Make the World into Minecraft with HTML5 Demo

If you need any further proof that HTML5 is awesome, play around with this tech demo. Using publicly available cartographic data, a few HTML5 libraries like Three.js and some Google API’s, hacker Jaume Sánchez has made an impressive, pixelated version of our planet, or, if you give it your location, your nearby area.

Note: this isn’t Minecraft. In truth, I don’t think it is even a true voxel environment. Instead, it is a nifty graphical effect achieved by overlaying a grid over an area and sampling for the average height. Take that data, create rectangles as high as the samples, and you have a nifty-looking blocky terrain.

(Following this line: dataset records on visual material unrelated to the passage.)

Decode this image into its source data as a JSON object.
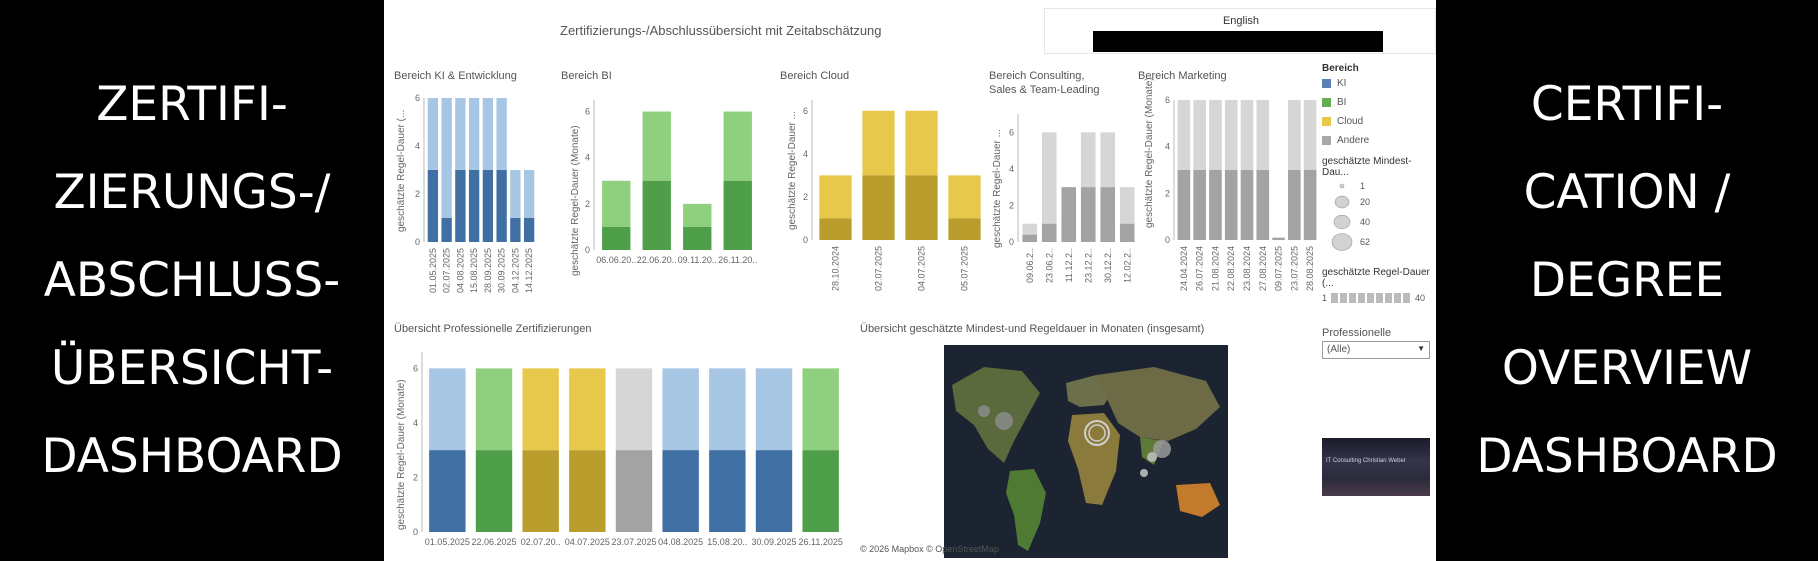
{
  "left_title": [
    "ZERTIFI-",
    "ZIERUNGS-/",
    "ABSCHLUSS-",
    "ÜBERSICHT-",
    "DASHBOARD"
  ],
  "right_title": [
    "CERTIFI-",
    "CATION /",
    "DEGREE",
    "OVERVIEW",
    "DASHBOARD"
  ],
  "dashboard": {
    "title": "Zertifizierungs-/Abschlussübersicht mit Zeitabschätzung",
    "language_label": "English"
  },
  "colors": {
    "ki_dark": "#3f6fa3",
    "ki_light": "#a7c6e3",
    "bi_dark": "#4e9e4a",
    "bi_light": "#8fd07e",
    "cloud_dark": "#b99e2e",
    "cloud_light": "#e8c84a",
    "andere_dark": "#a3a3a3",
    "andere_light": "#d6d6d6"
  },
  "chart_data": [
    {
      "type": "bar",
      "title": "Bereich KI & Entwicklung",
      "ylabel": "geschätzte Regel-Dauer (...",
      "ylim": [
        0,
        6
      ],
      "yticks": [
        0,
        2,
        4,
        6
      ],
      "categories": [
        "01.05.2025",
        "02.07.2025",
        "04.08.2025",
        "15.08.2025",
        "28.09.2025",
        "30.09.2025",
        "04.12.2025",
        "14.12.2025"
      ],
      "series": [
        {
          "values": [
            3,
            1,
            3,
            3,
            3,
            3,
            1,
            1
          ]
        },
        {
          "values": [
            6,
            6,
            6,
            6,
            6,
            6,
            3,
            3
          ]
        }
      ]
    },
    {
      "type": "bar",
      "title": "Bereich BI",
      "ylabel": "geschätzte Regel-Dauer (Monate)",
      "ylim": [
        0,
        6.5
      ],
      "yticks": [
        0,
        2,
        4,
        6
      ],
      "categories": [
        "06.06.20..",
        "22.06.20..",
        "09.11.20..",
        "26.11.20.."
      ],
      "series": [
        {
          "values": [
            1,
            3,
            1,
            3
          ]
        },
        {
          "values": [
            3,
            6,
            2,
            6
          ]
        }
      ]
    },
    {
      "type": "bar",
      "title": "Bereich Cloud",
      "ylabel": "geschätzte Regel-Dauer ...",
      "ylim": [
        0,
        6.5
      ],
      "yticks": [
        0,
        2,
        4,
        6
      ],
      "categories": [
        "28.10.2024",
        "02.07.2025",
        "04.07.2025",
        "05.07.2025"
      ],
      "series": [
        {
          "values": [
            1,
            3,
            3,
            1
          ]
        },
        {
          "values": [
            3,
            6,
            6,
            3
          ]
        }
      ]
    },
    {
      "type": "bar",
      "title": "Bereich Consulting, Sales & Team-Leading",
      "ylabel": "geschätzte Regel-Dauer ...",
      "ylim": [
        0,
        7
      ],
      "yticks": [
        0,
        2,
        4,
        6
      ],
      "categories": [
        "09.06.2..",
        "23.06.2..",
        "11.12.2..",
        "23.12.2..",
        "30.12.2..",
        "12.02.2.."
      ],
      "series": [
        {
          "values": [
            0.4,
            1,
            3,
            3,
            3,
            1
          ]
        },
        {
          "values": [
            1,
            6,
            3,
            6,
            6,
            3
          ]
        }
      ]
    },
    {
      "type": "bar",
      "title": "Bereich Marketing",
      "ylabel": "geschätzte Regel-Dauer (Monate)",
      "ylim": [
        0,
        6
      ],
      "yticks": [
        0,
        2,
        4,
        6
      ],
      "categories": [
        "24.04.2024",
        "26.07.2024",
        "21.08.2024",
        "22.08.2024",
        "23.08.2024",
        "27.08.2024",
        "09.07.2025",
        "23.07.2025",
        "28.08.2025"
      ],
      "series": [
        {
          "values": [
            3,
            3,
            3,
            3,
            3,
            3,
            0.1,
            3,
            3
          ]
        },
        {
          "values": [
            6,
            6,
            6,
            6,
            6,
            6,
            0.1,
            6,
            6
          ]
        }
      ]
    },
    {
      "type": "bar",
      "title": "Übersicht Professionelle Zertifizierungen",
      "ylabel": "geschätzte Regel-Dauer (Monate)",
      "ylim": [
        0,
        6.6
      ],
      "yticks": [
        0,
        2,
        4,
        6
      ],
      "categories": [
        "01.05.2025",
        "22.06.2025",
        "02.07.20..",
        "04.07.2025",
        "23.07.2025",
        "04.08.2025",
        "15.08.20..",
        "30.09.2025",
        "26.11.2025"
      ],
      "category_colors": [
        "ki",
        "bi",
        "cloud",
        "cloud",
        "andere",
        "ki",
        "ki",
        "ki",
        "bi"
      ],
      "series": [
        {
          "values": [
            3,
            3,
            3,
            3,
            3,
            3,
            3,
            3,
            3
          ]
        },
        {
          "values": [
            6,
            6,
            6,
            6,
            6,
            6,
            6,
            6,
            6
          ]
        }
      ]
    }
  ],
  "bar_colors": [
    {
      "dark": "ki_dark",
      "light": "ki_light"
    },
    {
      "dark": "bi_dark",
      "light": "bi_light"
    },
    {
      "dark": "cloud_dark",
      "light": "cloud_light"
    },
    {
      "dark": "andere_dark",
      "light": "andere_light"
    },
    {
      "dark": "andere_dark",
      "light": "andere_light"
    }
  ],
  "legend": {
    "title": "Bereich",
    "items": [
      {
        "label": "KI",
        "color": "#5b82b0"
      },
      {
        "label": "BI",
        "color": "#63ad55"
      },
      {
        "label": "Cloud",
        "color": "#e8c84a"
      },
      {
        "label": "Andere",
        "color": "#a8a8a8"
      }
    ],
    "size_title": "geschätzte Mindest-Dau...",
    "size_items": [
      "1",
      "20",
      "40",
      "62"
    ],
    "color_title": "geschätzte Regel-Dauer (...",
    "color_min": "1",
    "color_max": "40"
  },
  "filter": {
    "title": "Professionelle Zertifikate",
    "value": "(Alle)"
  },
  "map": {
    "title": "Übersicht geschätzte Mindest-und Regeldauer in Monaten (insgesamt)",
    "credit": "© 2026 Mapbox  © OpenStreetMap"
  },
  "thumbnail_text": "IT Consulting Christian Weber"
}
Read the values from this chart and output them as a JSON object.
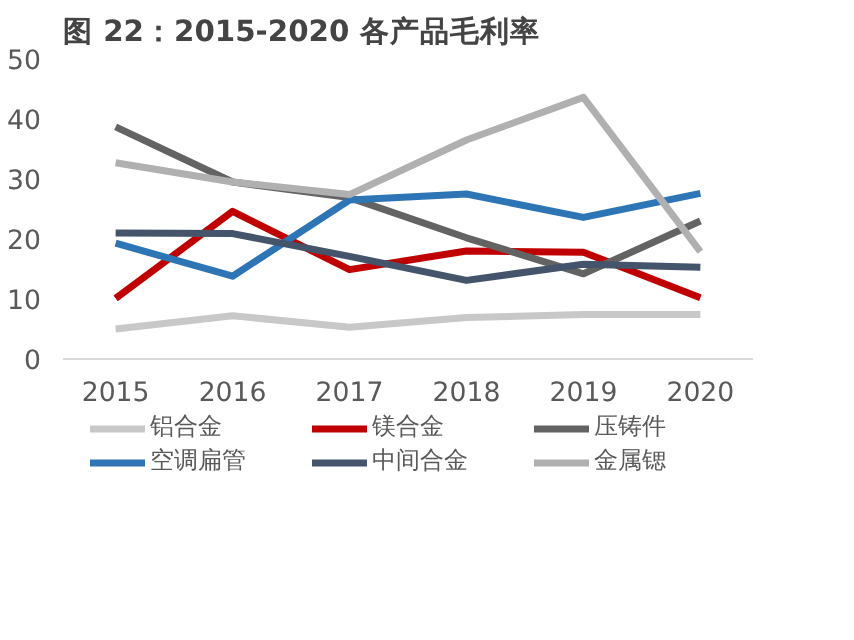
{
  "chart_data": {
    "type": "line",
    "title": "图 22：2015-2020 各产品毛利率",
    "categories": [
      "2015",
      "2016",
      "2017",
      "2018",
      "2019",
      "2020"
    ],
    "series": [
      {
        "name": "铝合金",
        "color": "#c8c8c8",
        "values": [
          5.0,
          7.2,
          5.3,
          6.9,
          7.4,
          7.4
        ]
      },
      {
        "name": "镁合金",
        "color": "#c00000",
        "values": [
          10.1,
          24.6,
          14.9,
          18.0,
          17.8,
          10.2
        ]
      },
      {
        "name": "压铸件",
        "color": "#636363",
        "values": [
          38.7,
          29.5,
          26.9,
          20.2,
          14.2,
          23.0
        ]
      },
      {
        "name": "空调扁管",
        "color": "#2e75b6",
        "values": [
          19.3,
          13.8,
          26.5,
          27.5,
          23.6,
          27.6
        ]
      },
      {
        "name": "中间合金",
        "color": "#44546a",
        "values": [
          21.0,
          20.9,
          17.1,
          13.1,
          15.8,
          15.3
        ]
      },
      {
        "name": "金属锶",
        "color": "#b0b0b0",
        "values": [
          32.7,
          29.5,
          27.4,
          36.5,
          43.6,
          17.9
        ]
      }
    ],
    "ylim": [
      0,
      50
    ],
    "yticks": [
      0,
      10,
      20,
      30,
      40,
      50
    ],
    "grid": false,
    "legend": "bottom",
    "marker": "none",
    "line_style": "solid"
  }
}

But none of that makes this any less cool. And you’d do yourself a favor to play around with it for a few minutes.

HTML5 is evolving

This experiment shows that HTML5 is moving beyond its experimental stage. Performance on the demo is quite impressive, even on my last-gen Mac Book Air, and it looks amazing. HTML5 is set to do far more than Flash, as a silo of information, could. Already full games are being made in it, and WebGL/Canvas has allowed for complex 3d graphics to be rendered nearly as quickly as they could be in native code. While it might be a bit before we start seeing these cool graphical things in any production site, these are good harbingers for the future.